The brothers move from suburban Illinois to California, where an ill-equipped and immature Eggers is left with the task of raising Toph and simultaneously dealing with single parenthood and young adulthood.
Dave and Toph leave their Chicago home in “a blur”, packing their belongings into their red Civic and imagining an idyllic life in the sun. “The mornings are filmstrip white and we eat breakfast on the deck,” is how Eggers forsees it. The following chapters are a love letter to California and the Big Sur coast, as they drive through the dizzying cliffs singing along to the radio. The Highway One route is an iconic American road trip, portrayed in countless novels and films, and easy to imagine, but the ever-precocious Eggers even tells you how to imagine it:
Can you see us, in our little red car?
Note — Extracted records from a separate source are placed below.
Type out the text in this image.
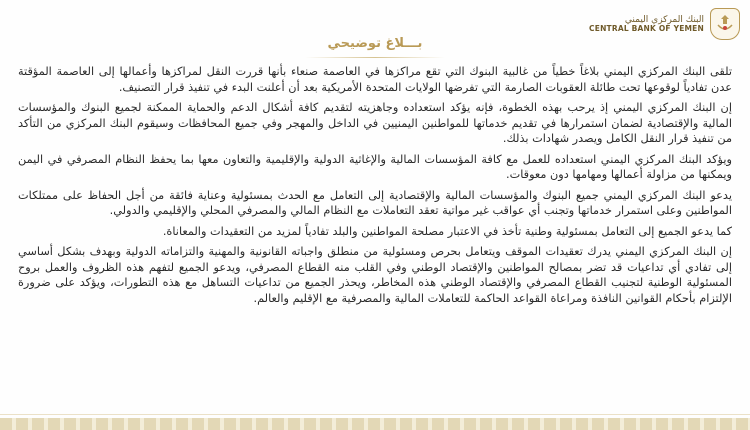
البنك المركزي اليمني
CENTRAL BANK OF YEMEN
بـــلاغ توضيحي

تلقى البنك المركزي اليمني بلاغاً خطياً من غالبية البنوك التي تقع مراكزها في العاصمة صنعاء بأنها قررت النقل لمراكزها وأعمالها إلى العاصمة المؤقتة عدن تفادياً لوقوعها تحت طائلة العقوبات الصارمة التي تفرضها الولايات المتحدة الأمريكية بعد أن أعلنت البدء في تنفيذ قرار التصنيف.

إن البنك المركزي اليمني إذ يرحب بهذه الخطوة، فإنه يؤكد استعداده وجاهزيته لتقديم كافة أشكال الدعم والحماية الممكنة لجميع البنوك والمؤسسات المالية والإقتصادية لضمان استمرارها في تقديم خدماتها للمواطنين اليمنيين في الداخل والمهجر وفي جميع المحافظات وسيقوم البنك المركزي من التأكد من تنفيذ قرار النقل الكامل ويصدر شهادات بذلك.

ويؤكد البنك المركزي اليمني استعداده للعمل مع كافة المؤسسات المالية والإغاثية الدولية والإقليمية والتعاون معها بما يحفظ النظام المصرفي في اليمن ويمكنها من مزاولة أعمالها ومهامها دون معوقات.

يدعو البنك المركزي اليمني جميع البنوك والمؤسسات المالية والإقتصادية إلى التعامل مع الحدث بمسئولية وعناية فائقة من أجل الحفاظ على ممتلكات المواطنين وعلى استمرار خدماتها وتجنب أي عواقب غير مواتية تعقد التعاملات مع النظام المالي والمصرفي المحلي والإقليمي والدولي.

كما يدعو الجميع إلى التعامل بمسئولية وطنية تأخذ في الاعتبار مصلحة المواطنين والبلد تفادياً لمزيد من التعقيدات والمعاناة.

إن البنك المركزي اليمني يدرك تعقيدات الموقف ويتعامل بحرص ومسئولية من منطلق واجباته القانونية والمهنية والتزاماته الدولية وبهدف بشكل أساسي إلى تفادي أي تداعيات قد تضر بمصالح المواطنين والإقتصاد الوطني وفي القلب منه القطاع المصرفي، ويدعو الجميع لتفهم هذه الظروف والعمل بروح المسئولية الوطنية لتجنيب القطاع المصرفي والإقتصاد الوطني هذه المخاطر، ويحذر الجميع من تداعيات التساهل مع هذه التطورات، ويؤكد على ضرورة الإلتزام بأحكام القوانين النافذة ومراعاة القواعد الحاكمة للتعاملات المالية والمصرفية مع الإقليم والعالم.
Picture us from above, as if you were flying above us, in, say a helicopter, or on the back of a bird, as our car hurtles, low to the ground, straining on the slow upward trajectory but still at sixty, sixty-five, around the relentless, sometimes ridiculous bends of Highway 1. Look at us, godammit, the two of us slingshotted from the back side of the moon, greedily cartwheeling toward everything we are owed.”
Never has the trip been described more vividly, more excitedly than it is by Eggers, as he speeds through Half Moon Bay, Pacifica, Monterey, belting out More Than A Feeling, with “the ocean exploding pink”. As he writes: “Only up here does the earth look round, only up here can you see the bend of the planet at the edge of your peripheries. Only here are you almost sure that you are careering on top of a big shiny globe, blurrily spinning … Can you see this motherfucking sky? I mean, have you fucking been to California?”
This is a psychological journey as much as a geographical one. For all the brash exuberance of its writing it has at its heart the simple human tale of a young man, dealing with unbearable loss, navigating himself towards adulthood.
There are no truly out-of-the-ordinary locations, just Chicago, the California coast and the hills of San Francisco. (“I’m getting sick of the hills, always the hills, the turning the wheels to park, and the street cleaning and those fucking buses attached to the ropes or wires or whatever.”) So while it may not be the most conventional journey, it is certainly a ride. I would take this powerful, energised, living, breathing and imperfect adventure over a tired old travelogue any day.